Saat itu, kedua barang tersebut sangat langka dan mahal, bahkan tergolong
barang rahasia negara. Andaikan bukan karena Karaeng Pattingalloang, maka tidak
mungkin kedua barang langka tersebut dikirim ke Somba Opu. Saingan Belanda kala
itu.
Saban
malam, bila berada di benteng Somba Opu, Karaeng Pattingalloang pun selalu
menggunakan teropong. Ia membayangkan suatu saat ada ilmuwan Tana Mangkasara
yang bisa mencapai bulan. Mungkin saja, sambil meneropong bulan dan
bintang-bintang, Karaeng Pattingalloang memekik, “Matturatema ri bulang.” (Saya
sudah sampai di bulan)
…
Siang
yang sangat terik. Macet di jalan Sultan Alauddin sungguh mencekik. Mahasiswa
yang berkampus di jalan poros Gowa-Makassar menutup jalan dengan kasar. Saya,
yang kebetulan melewati jalan itu selepas memberikan materi penulisan di kampus
Universitas (sultan) Hasanuddin, terperangkap dalam kemacetan panjang. Saya
memekik kepanasan, roda dua yang saya kendarai tak ber-AC. Saya yang memang
kurang sehat kala itu tak bisa bertahan, saya hampir pingsan. Saya pun
menepikan kendaraan dan mampir di sebuah masjid.
Saya
tertidur sejenak di dalam masjid. Dalam tidur saya bermimpi melihat Karaeng
Pattingalloang sedang asyik membaca buku di perpustakaan pribadinya, sesekali
ia memperhatikan atlas bumi yang berada di depannya. Keningnya mengerut,
mungkin ia berpikir mengapa yang tercatat dalam sejarah penemu Amerika adalah
Christopher Columbus, mengapa bukan orang-orang Celebes. Bukankah perahu-perahu
Pinisi dari Celebes sudah bisa mencapai Madagaskar atau Venecia, bahkan
terdampar di Pulau Acapulco jauh sebelum Columbus juga terdampar di pantai itu
lalu mengklaim diri sebagai penemu?
Karaeng
Pattingalloang berdiri sejenak. Ia memandangi buku-buku di perpustakaannya.. Sambil
tersenyum, Karaeng Pattingalloang berharap dalam hati, “Kelak anak-cucuku harus
banyak membaca dan meneliti, tana Mangkasara harus menjadi lokomotif ilmu
pengetahuan.”
Terlihat
Karaeng Pattingalloang memasang telinganya. Ia menuju jendela perpustakaannya.

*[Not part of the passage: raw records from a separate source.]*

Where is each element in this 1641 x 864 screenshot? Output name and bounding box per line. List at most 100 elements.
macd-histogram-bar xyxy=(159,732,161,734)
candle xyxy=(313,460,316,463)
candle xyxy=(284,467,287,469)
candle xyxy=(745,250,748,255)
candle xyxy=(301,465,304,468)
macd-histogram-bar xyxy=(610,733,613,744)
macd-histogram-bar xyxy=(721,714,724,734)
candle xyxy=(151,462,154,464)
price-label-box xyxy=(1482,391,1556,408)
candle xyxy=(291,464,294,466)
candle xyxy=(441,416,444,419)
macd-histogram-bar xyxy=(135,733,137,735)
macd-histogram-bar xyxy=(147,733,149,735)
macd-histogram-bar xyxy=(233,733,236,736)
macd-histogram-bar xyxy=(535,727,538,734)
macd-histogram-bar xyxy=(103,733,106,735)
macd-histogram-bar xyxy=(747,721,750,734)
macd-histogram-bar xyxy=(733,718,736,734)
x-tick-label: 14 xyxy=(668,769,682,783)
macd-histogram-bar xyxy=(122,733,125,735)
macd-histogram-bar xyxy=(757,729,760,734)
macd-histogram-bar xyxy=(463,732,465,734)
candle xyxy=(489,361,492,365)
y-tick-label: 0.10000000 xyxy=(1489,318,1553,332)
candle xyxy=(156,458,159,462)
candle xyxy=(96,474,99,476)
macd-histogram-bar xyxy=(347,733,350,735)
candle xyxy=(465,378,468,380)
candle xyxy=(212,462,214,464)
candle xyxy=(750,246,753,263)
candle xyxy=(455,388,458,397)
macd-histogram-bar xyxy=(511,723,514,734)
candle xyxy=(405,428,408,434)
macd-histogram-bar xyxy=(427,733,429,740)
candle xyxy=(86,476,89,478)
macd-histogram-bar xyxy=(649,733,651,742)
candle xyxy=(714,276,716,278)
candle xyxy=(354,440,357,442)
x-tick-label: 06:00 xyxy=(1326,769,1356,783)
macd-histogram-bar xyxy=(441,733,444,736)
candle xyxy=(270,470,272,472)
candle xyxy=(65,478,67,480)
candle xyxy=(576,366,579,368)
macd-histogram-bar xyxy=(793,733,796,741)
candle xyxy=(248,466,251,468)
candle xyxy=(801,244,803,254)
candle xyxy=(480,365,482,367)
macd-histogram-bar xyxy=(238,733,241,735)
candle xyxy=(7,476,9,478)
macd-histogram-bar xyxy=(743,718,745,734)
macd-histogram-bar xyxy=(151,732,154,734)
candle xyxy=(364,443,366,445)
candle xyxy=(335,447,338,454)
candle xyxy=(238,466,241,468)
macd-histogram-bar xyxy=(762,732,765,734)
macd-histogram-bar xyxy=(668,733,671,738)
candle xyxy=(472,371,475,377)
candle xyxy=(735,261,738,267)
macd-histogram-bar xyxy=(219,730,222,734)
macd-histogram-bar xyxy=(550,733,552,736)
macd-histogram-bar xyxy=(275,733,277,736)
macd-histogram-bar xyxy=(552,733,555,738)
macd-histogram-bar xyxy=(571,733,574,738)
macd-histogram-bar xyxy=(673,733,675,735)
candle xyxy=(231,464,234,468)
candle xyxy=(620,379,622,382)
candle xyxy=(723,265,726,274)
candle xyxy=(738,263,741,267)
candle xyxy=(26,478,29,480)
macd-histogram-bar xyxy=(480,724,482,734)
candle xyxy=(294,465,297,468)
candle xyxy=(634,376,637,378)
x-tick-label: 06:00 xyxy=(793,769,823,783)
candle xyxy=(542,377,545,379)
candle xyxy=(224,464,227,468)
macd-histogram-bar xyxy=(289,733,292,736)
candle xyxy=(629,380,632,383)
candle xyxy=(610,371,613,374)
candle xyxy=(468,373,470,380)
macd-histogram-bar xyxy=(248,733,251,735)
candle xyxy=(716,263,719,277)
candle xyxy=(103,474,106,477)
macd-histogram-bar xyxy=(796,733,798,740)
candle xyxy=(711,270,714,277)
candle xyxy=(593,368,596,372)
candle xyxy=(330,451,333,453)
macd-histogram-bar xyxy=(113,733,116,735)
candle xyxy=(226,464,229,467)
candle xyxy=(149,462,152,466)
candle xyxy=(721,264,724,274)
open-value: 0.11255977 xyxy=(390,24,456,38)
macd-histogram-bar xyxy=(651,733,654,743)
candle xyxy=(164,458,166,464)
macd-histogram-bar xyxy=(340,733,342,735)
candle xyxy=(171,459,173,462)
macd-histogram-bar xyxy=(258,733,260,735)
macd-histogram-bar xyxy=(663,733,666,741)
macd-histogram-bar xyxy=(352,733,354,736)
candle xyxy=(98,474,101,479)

Lalu ia mengambil teropongnya. Nampak nyata tana Mangkasara di pelupuk matanya.
Buku-buku di perpustakaan kampus tetap baru tapi berdebu karena jarang
tersentuh. “Dimana mahasiswa?” Batinnya sambil mengarahkan dan menge-zoom
teropongnya ke arah jalan Sultan Alauddin. Mahasiswa membakar dan
berteriak-teriak histeris sambil menutup jalan. Karaeng Pattingalloang pun
memekik, “Quo Vadis mahasiswa Makassar?”